The stock market turned mixed Friday morning after two straight days of volatility that saw the tech-heavy Nasdaq hit a fresh record high Thursday. Bank stocks were under pressure early Friday after Q2 earnings releases from JPMorgan (JPM), Citigroup (C) and Wells Fargo (WFC). Top stock Netflix (NFLX) slid after a bearish analyst note. (For updates on this story and other market coverage, visit the Stock Market Today.)
All three major indexes traded around their break-even marks in early trade Friday. The Dow Jones industrial average and tech-heavy Nasdaq were up about 0.1% each, while the S&P 500 edged lower.
Among the Dow stocks, JPMorgan fell nearly 1% after its Q2 results were better than expected. The stock is seeing resistance around its 200-day line, as it forms a flat base with a 119.43 entry. The stock’s relative strength line is drastically lagging.
Meanwhile, rival investment banks Citigroup and Wells Fargo slid 3% and 4%, respectively. Citigroup reported strong results and is falling back under its 50-day line amid a five-month consolidation. Wells Fargo missed estimates and is testing its 50-day moving average line.

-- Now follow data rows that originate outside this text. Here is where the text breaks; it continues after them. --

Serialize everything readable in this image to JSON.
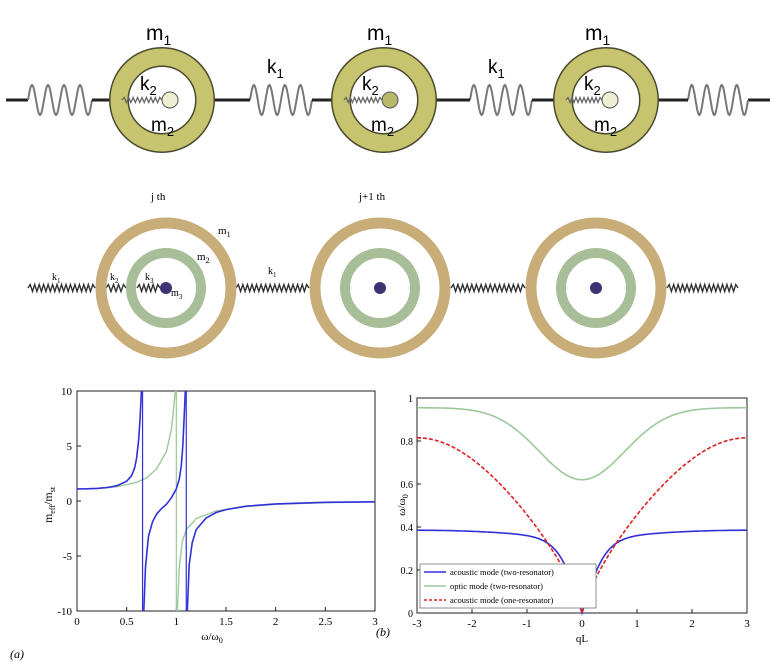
{
  "top_row": {
    "cells": [
      {
        "outer_mass": "m",
        "outer_sub": "1",
        "inner_mass": "m",
        "inner_sub": "2",
        "inner_spring": "k",
        "inner_spring_sub": "2"
      },
      {
        "outer_mass": "m",
        "outer_sub": "1",
        "inner_mass": "m",
        "inner_sub": "2",
        "inner_spring": "k",
        "inner_spring_sub": "2"
      },
      {
        "outer_mass": "m",
        "outer_sub": "1",
        "inner_mass": "m",
        "inner_sub": "2",
        "inner_spring": "k",
        "inner_spring_sub": "2"
      }
    ],
    "coupling_springs": [
      {
        "label": "k",
        "sub": "1"
      },
      {
        "label": "k",
        "sub": "1"
      }
    ],
    "colors": {
      "ring": "#c6c46e",
      "ring_edge": "#4a4a30",
      "mass_light": "#eeeed2",
      "mass_mid": "#b8b86a",
      "spring": "#777777",
      "rod": "#222222"
    }
  },
  "middle_row": {
    "cell_labels": [
      "j th",
      "j+1 th"
    ],
    "outer_mass": {
      "label": "m",
      "sub": "1"
    },
    "middle_mass": {
      "label": "m",
      "sub": "2"
    },
    "inner_mass": {
      "label": "m",
      "sub": "3"
    },
    "spring_labels": [
      {
        "label": "k",
        "sub": "1"
      },
      {
        "label": "k",
        "sub": "2"
      },
      {
        "label": "k",
        "sub": "3"
      },
      {
        "label": "k",
        "sub": "1"
      }
    ],
    "colors": {
      "outer_ring": "#c9ad78",
      "inner_ring": "#a8be98",
      "core": "#3c3470",
      "spring": "#333333"
    }
  },
  "chart_data": [
    {
      "type": "line",
      "panel_label": "(a)",
      "xlabel": "ω/ω",
      "xlabel_sub": "0",
      "ylabel": "m",
      "ylabel_parts": [
        "eff",
        "/m",
        "st"
      ],
      "xlim": [
        0,
        3
      ],
      "ylim": [
        -10,
        10
      ],
      "xticks": [
        "0",
        "0.5",
        "1",
        "1.5",
        "2",
        "2.5",
        "3"
      ],
      "yticks": [
        "10",
        "5",
        "0",
        "-5",
        "-10"
      ],
      "xtick_values": [
        0,
        0.5,
        1,
        1.5,
        2,
        2.5,
        3
      ],
      "ytick_values": [
        10,
        5,
        0,
        -5,
        -10
      ],
      "grid": false,
      "series": [
        {
          "color": "#3030d8",
          "segments": [
            [
              [
                0,
                1.1
              ],
              [
                0.1,
                1.11
              ],
              [
                0.2,
                1.15
              ],
              [
                0.3,
                1.22
              ],
              [
                0.4,
                1.38
              ],
              [
                0.5,
                1.8
              ],
              [
                0.55,
                2.3
              ],
              [
                0.58,
                3.0
              ],
              [
                0.6,
                3.9
              ],
              [
                0.62,
                5.5
              ],
              [
                0.635,
                7.5
              ],
              [
                0.648,
                10
              ]
            ],
            [
              [
                0.672,
                -10
              ],
              [
                0.69,
                -6.0
              ],
              [
                0.72,
                -3.2
              ],
              [
                0.76,
                -1.9
              ],
              [
                0.8,
                -1.2
              ],
              [
                0.85,
                -0.7
              ],
              [
                0.9,
                -0.3
              ],
              [
                0.95,
                0.3
              ],
              [
                1.0,
                1.1
              ],
              [
                1.03,
                2.0
              ],
              [
                1.05,
                3.2
              ],
              [
                1.065,
                5.0
              ],
              [
                1.078,
                7.5
              ],
              [
                1.09,
                10
              ]
            ],
            [
              [
                1.11,
                -10
              ],
              [
                1.13,
                -5.8
              ],
              [
                1.16,
                -3.8
              ],
              [
                1.2,
                -2.6
              ],
              [
                1.3,
                -1.55
              ],
              [
                1.4,
                -1.05
              ],
              [
                1.5,
                -0.78
              ],
              [
                1.7,
                -0.47
              ],
              [
                2.0,
                -0.26
              ],
              [
                2.5,
                -0.12
              ],
              [
                3.0,
                -0.07
              ]
            ]
          ],
          "vertical_lines": [
            0.66,
            1.1
          ]
        },
        {
          "color": "#9cc89c",
          "segments": [
            [
              [
                0,
                1.1
              ],
              [
                0.2,
                1.15
              ],
              [
                0.4,
                1.3
              ],
              [
                0.6,
                1.7
              ],
              [
                0.7,
                2.1
              ],
              [
                0.8,
                2.9
              ],
              [
                0.9,
                4.5
              ],
              [
                0.95,
                6.5
              ],
              [
                0.98,
                9.0
              ],
              [
                0.99,
                10
              ]
            ],
            [
              [
                1.01,
                -10
              ],
              [
                1.03,
                -6.0
              ],
              [
                1.06,
                -3.7
              ],
              [
                1.1,
                -2.6
              ],
              [
                1.2,
                -1.6
              ],
              [
                1.4,
                -0.9
              ],
              [
                1.7,
                -0.5
              ],
              [
                2.0,
                -0.3
              ],
              [
                2.5,
                -0.15
              ],
              [
                3.0,
                -0.08
              ]
            ]
          ],
          "vertical_lines": [
            1.0
          ]
        }
      ]
    },
    {
      "type": "line",
      "panel_label": "(b)",
      "xlabel": "qL",
      "ylabel": "ω/ω",
      "ylabel_sub": "0",
      "xlim": [
        -3,
        3
      ],
      "ylim": [
        0,
        1
      ],
      "xticks": [
        "-3",
        "-2",
        "-1",
        "0",
        "1",
        "2",
        "3"
      ],
      "yticks": [
        "1",
        "0.8",
        "0.6",
        "0.4",
        "0.2",
        "0"
      ],
      "xtick_values": [
        -3,
        -2,
        -1,
        0,
        1,
        2,
        3
      ],
      "ytick_values": [
        1,
        0.8,
        0.6,
        0.4,
        0.2,
        0
      ],
      "grid": false,
      "legend_position": "bottom-left",
      "series": [
        {
          "name": "acoustic mode (two-resonator)",
          "color": "#3030d8",
          "dash": false,
          "curve": "acoustic",
          "max": 0.385
        },
        {
          "name": "optic mode (two-resonator)",
          "color": "#9cc89c",
          "dash": false,
          "curve": "optic",
          "base": 0.62,
          "max": 0.955
        },
        {
          "name": "acoustic mode (one-resonator)",
          "color": "#e02020",
          "dash": true,
          "curve": "acoustic",
          "max": 0.815
        }
      ]
    }
  ]
}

Among the FANG stocks, Netflix fell for a second straight day with a near-4% fall. Deutsche Bank commented that the video streaming leader may miss Q2 subscriber estimates during next week’s earnings release. Shares are trading about 5% off their all-time highs and hit the 20%-25% profit-taking range from a 338.92 flat-base buy point.
Inside The IBD 50
Meanwhile, PayPal (PYPL) eased from record highs with a 1.5% decline. The payment processor is at the top of the 5% buy range from a double bottom’s 84.09 buy point.
On the upside, Five Below (FIVE) rose about 1.5% and is close to putting the finishing touches on a five-week flat base. The new entry comes on the heels of a successful breakout past a 78.38 flat-base entry on June 5.